One thing I have learned when planning an unfamiliar journey is that just going by the result when you enter the start point and destination on Google Maps or one of the train sites doesn't always give you the best answer (and the latter definitely doesn't always give you the best price!) There are lots of times where going via an alternative route is easier and/or cheaper. For instance I've learnt to always check if there's a way to a Yorkshire location via Sheffield rather than Leeds because often it's cheaper to do a split ticket via Sheffield, there's generally less than ten minutes' difference in the travelling time and Leeds Station is a nightmare. If you're using Google Maps as a planning tool and it tells you the location's impossible by public transport, find the nearest station or bus stop and find how far it would take to walk and it's a reasonable distance find out then how to get to that station/bus stop by public transport. For some reason Google Maps thinks that if it's more than a mile or so to walk the last bit then the whole journey's impossible. It's also inconsistent about it: check once and you'll be given directions including the walk, check later to confirm it and the same journey with the same start time and place will be deemed impossible. It helps to be a bit bloody-minded about making your plans.
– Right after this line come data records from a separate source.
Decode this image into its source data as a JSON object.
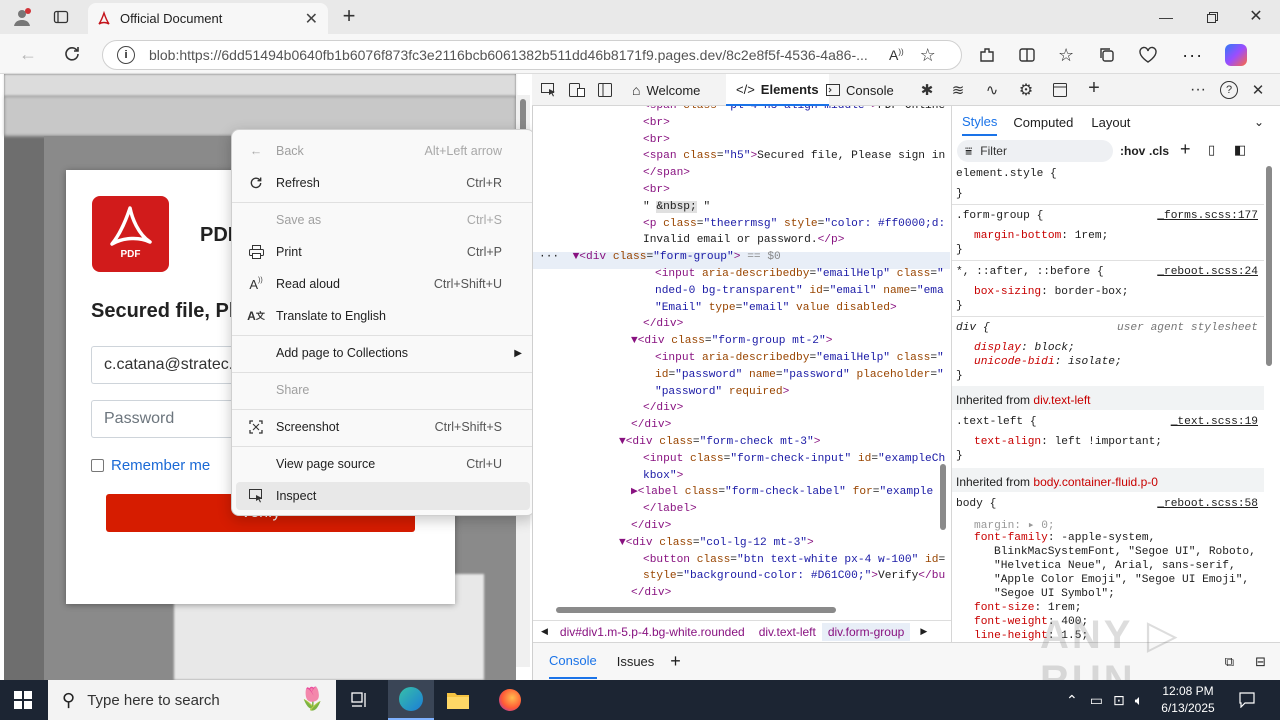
{
  "browser": {
    "tab_title": "Official Document",
    "url": "blob:https://6dd51494b0640fb1b6076f873fc3e2116bcb6061382b511dd46b8171f9.pages.dev/8c2e8f5f-4536-4a86-..."
  },
  "page": {
    "pdf_label": "PDF",
    "heading": "PDF",
    "secured": "Secured file, Ple",
    "email": "c.catana@stratec.c",
    "password_placeholder": "Password",
    "remember": "Remember me",
    "verify": "Verify"
  },
  "menu": {
    "items": [
      {
        "label": "Back",
        "shortcut": "Alt+Left arrow",
        "icon": "back-arrow-icon"
      },
      {
        "label": "Refresh",
        "shortcut": "Ctrl+R",
        "icon": "refresh-icon"
      },
      {
        "label": "Save as",
        "shortcut": "Ctrl+S",
        "icon": ""
      },
      {
        "label": "Print",
        "shortcut": "Ctrl+P",
        "icon": "printer-icon"
      },
      {
        "label": "Read aloud",
        "shortcut": "Ctrl+Shift+U",
        "icon": "read-aloud-icon"
      },
      {
        "label": "Translate to English",
        "shortcut": "",
        "icon": "translate-icon"
      },
      {
        "label": "Add page to Collections",
        "shortcut": "",
        "icon": ""
      },
      {
        "label": "Share",
        "shortcut": "",
        "icon": ""
      },
      {
        "label": "Screenshot",
        "shortcut": "Ctrl+Shift+S",
        "icon": "screenshot-icon"
      },
      {
        "label": "View page source",
        "shortcut": "Ctrl+U",
        "icon": ""
      },
      {
        "label": "Inspect",
        "shortcut": "",
        "icon": "inspect-icon"
      }
    ]
  },
  "devtools": {
    "tabs": {
      "welcome": "Welcome",
      "elements": "Elements",
      "console": "Console"
    },
    "style_tabs": {
      "styles": "Styles",
      "computed": "Computed",
      "layout": "Layout"
    },
    "filter": "Filter",
    "hov": ":hov",
    "cls": ".cls",
    "breadcrumb": {
      "b1": "div#div1.m-5.p-4.bg-white.rounded",
      "b2": "div.text-left",
      "b3": "div.form-group"
    },
    "drawer": {
      "console": "Console",
      "issues": "Issues"
    },
    "inherited1_label": "Inherited from",
    "inherited1_sel": "div.text-left",
    "inherited2_label": "Inherited from",
    "inherited2_sel": "body.container-fluid.p-0",
    "rules": {
      "r1": "element.style {",
      "r1e": "}",
      "r2": ".form-group {",
      "r2s": "_forms.scss:177",
      "r2p": "margin-bottom",
      "r2v": "1rem;",
      "r2e": "}",
      "r3": "*, ::after, ::before {",
      "r3s": "_reboot.scss:24",
      "r3p": "box-sizing",
      "r3v": "border-box;",
      "r3e": "}",
      "r4": "div {",
      "r4s": "user agent stylesheet",
      "r4p1": "display",
      "r4v1": "block;",
      "r4p2": "unicode-bidi",
      "r4v2": "isolate;",
      "r4e": "}",
      "r5": ".text-left {",
      "r5s": "_text.scss:19",
      "r5p": "text-align",
      "r5v": "left !important;",
      "r5e": "}",
      "r6": "body {",
      "r6s": "_reboot.scss:58",
      "r6p1": "margin",
      "r6v1": "0;",
      "r6p2": "font-family",
      "r6v2a": "-apple-system,",
      "r6v2b": "BlinkMacSystemFont, \"Segoe UI\", Roboto,",
      "r6v2c": "\"Helvetica Neue\", Arial, sans-serif,",
      "r6v2d": "\"Apple Color Emoji\", \"Segoe UI Emoji\",",
      "r6v2e": "\"Segoe UI Symbol\";",
      "r6p3": "font-size",
      "r6v3": "1rem;",
      "r6p4": "font-weight",
      "r6v4": "400;",
      "r6p5": "line-height",
      "r6v5": "1.5;"
    }
  },
  "taskbar": {
    "search": "Type here to search",
    "time": "12:08 PM",
    "date": "6/13/2025"
  }
}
Of course, some journeys really are impossible. I wargamed the journey to Cambridgeshire to see if it was possible to go for the Cape gull that was there last week. Google Maps told me a few times that it was impossible but after fiddling round with start times and places I got quite a few options, none of which were feasible unless I fancied dossing down in St Neot's Station for the night. Which I didn't.

All in all, I'm a very idle sort of birdwatcher quite happy to just potter about and leave the twitches to the more energetic people.